Faith

Don’t mind the gaps

February 11, 2022

Like fish flowing all in one direction, we would take one step at a time downward until we all wandered the same white hallway towards the same cold musky platform. Perhaps a jazz player entertained in the distance or some rats ran across the rails down below. We’d simultaneously watch the clock, counting the seconds until the next train. As the scheduled transport arrived, bringing with it a great wind, the lady on the echoing speaker would say “Mind the gaps”.

It became a joke for any friends and family that visited me in London, this “mind the gaps” phrase we had never heard. Watch out for what could hurt you! Watch out for the gaping hole beneath your feet! Step carefully. Danger danger danger! And if you go there today, I’m sure the same lady on the same intercom on the same windy train platform will beckon you again, to mind the gaps.

But I think God says something different to us.
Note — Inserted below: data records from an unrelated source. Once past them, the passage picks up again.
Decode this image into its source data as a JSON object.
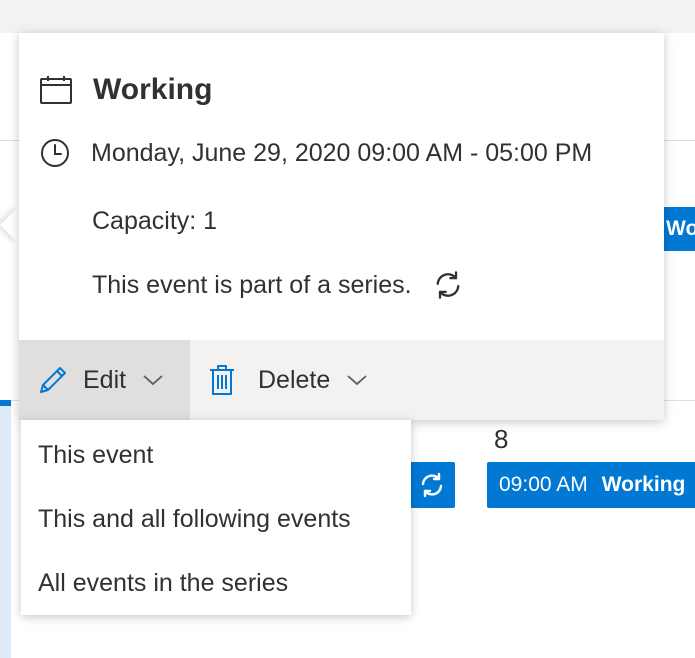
{
  "background": {
    "right_chip_label": "Workin",
    "day_number": "8",
    "event_chip_time": "09:00 AM",
    "event_chip_name": "Working"
  },
  "callout": {
    "title": "Working",
    "datetime": "Monday, June 29, 2020 09:00 AM - 05:00 PM",
    "capacity": "Capacity: 1",
    "series_note": "This event is part of a series.",
    "edit_label": "Edit",
    "delete_label": "Delete"
  },
  "edit_menu": {
    "items": [
      "This event",
      "This and all following events",
      "All events in the series"
    ]
  },
  "colors": {
    "accent": "#0078d4",
    "text": "#323130",
    "action_bar": "#f3f2f1",
    "edit_active": "#e1dfdd"
  }
}
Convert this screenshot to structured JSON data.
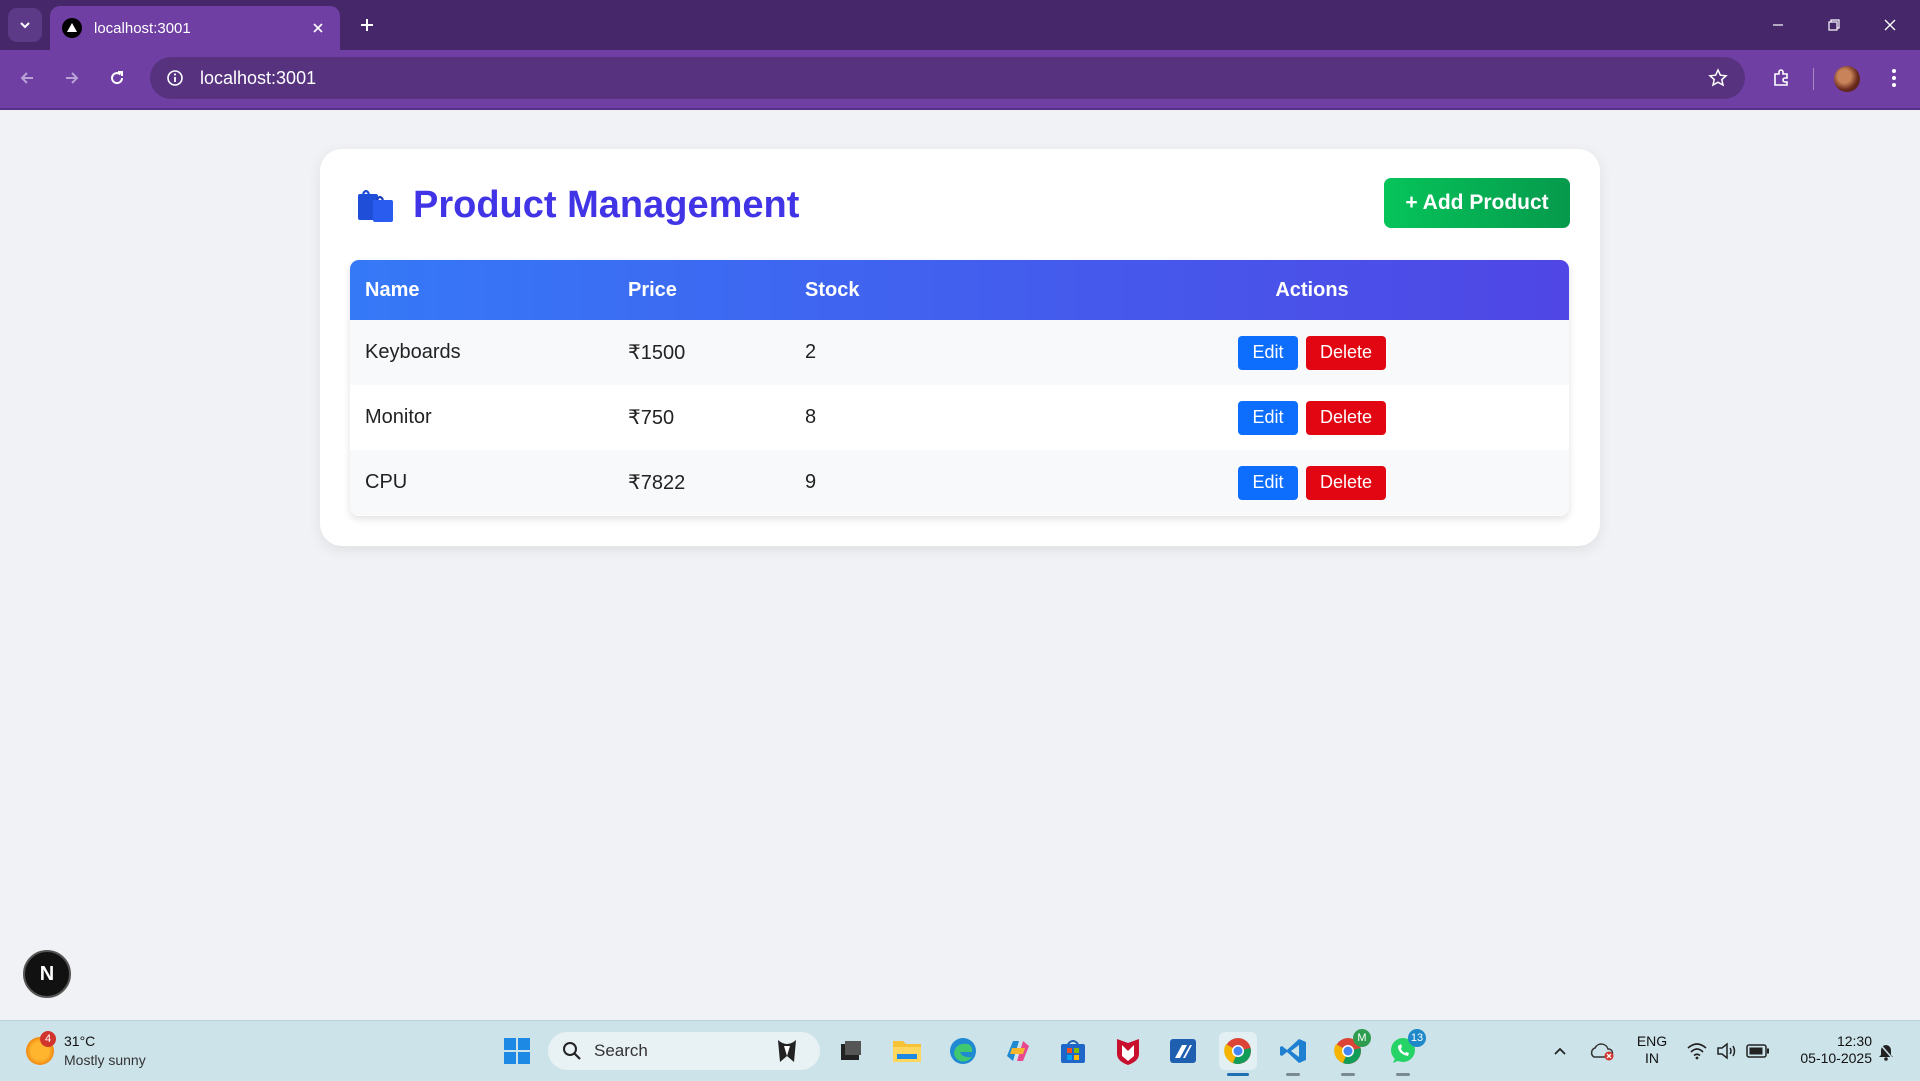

When I became a mom, I very quickly realized I did not know what I was doing and that there would most certainly be gaps in our children’s lives. There was no way that both Troy and I could meet their needs physically, spiritually, emotionally, financially, relationally… and so forth… for the rest of their lives. We are human and would inevitably make mistakes that required repentance and long conversations.

It was then that I began praying, “Lord, fill in the gaps in their lives. Bring the people they need to bring redemption to what we inevitably can’t meet.”

Meet them in their gaps, really.

It was also around the same time that I began realizing the gaps I’d had in my own life; that we all have. Something about becoming a parent projects you into both grief and grace at the same time.

God saying to my heart – Don’t mind the gaps. I meet you in the gaps. Grace meets you in the gaps. It’s in the gaps that redemption takes place.

Perhaps we should define what a gap is… “An empty space or interval, a break or opening, a wide divergence or disparity, perceived as creating a problem.”

I like that word “perceived”. Our perception of the gap determines its affect on us.

So why do we all fear the gaps so much? Why do we fear messing up our children’s lives or our own and live endless days in pursuit of perfection?

Because we don’t understand grace.

Grace isn’t an excuse to do whatever we want. Grace is not a coverup for a life lived in broken communion with Christ. Grace isn’t about me, it’s about Jesus, the One who gives me the grace.

2 Corinthians 9:8 says, “And God is able to make all grace abound to you so that, having all sufficiency in all things at all times, you may abound in every good work.”

The purpose of grace is to empower us to do good. To show God’s goodness to others. To transform us into holiness, little by little, to reflect more of Him wherever we are.

It’s only grace that makes us like Him.

So, when we worry about gaps in our lives and in our children’s lives, we’re forgetting grace. Grace enables us to pray big prayers. Grace enables us to change to be more like Jesus.

Now I’m not saying that we can live flippantly and look past all gaps in our lives because grace, like spray foam in a new home, fills up all the gaps. I’m saying don’t let the inevitable gaps – in you and your children’s lives – cause you to lose hope. Because I’ve come to realize it’s in the imperfection of gaps that we meet our desperate need for a Savior. And that is a good thing.

My gaps stare at me daily and my endless pursuit of perfection has been strong. Exhausting. But when I welcome His Spirit to come and change me in my gaps, meet my marriage and my children in the areas I feel weak in… He comes. He leads.

And suddenly those gaps that seemed to be a wound that once needed rushing to emergency for triage, become the very conduit of His hand at work.

Grace comes to fill in the gaps that life left out.

Dear reader, don’t mind the gaps. If you’ll look for it diligently, it’s right there that you meet the redemptive hand that made you.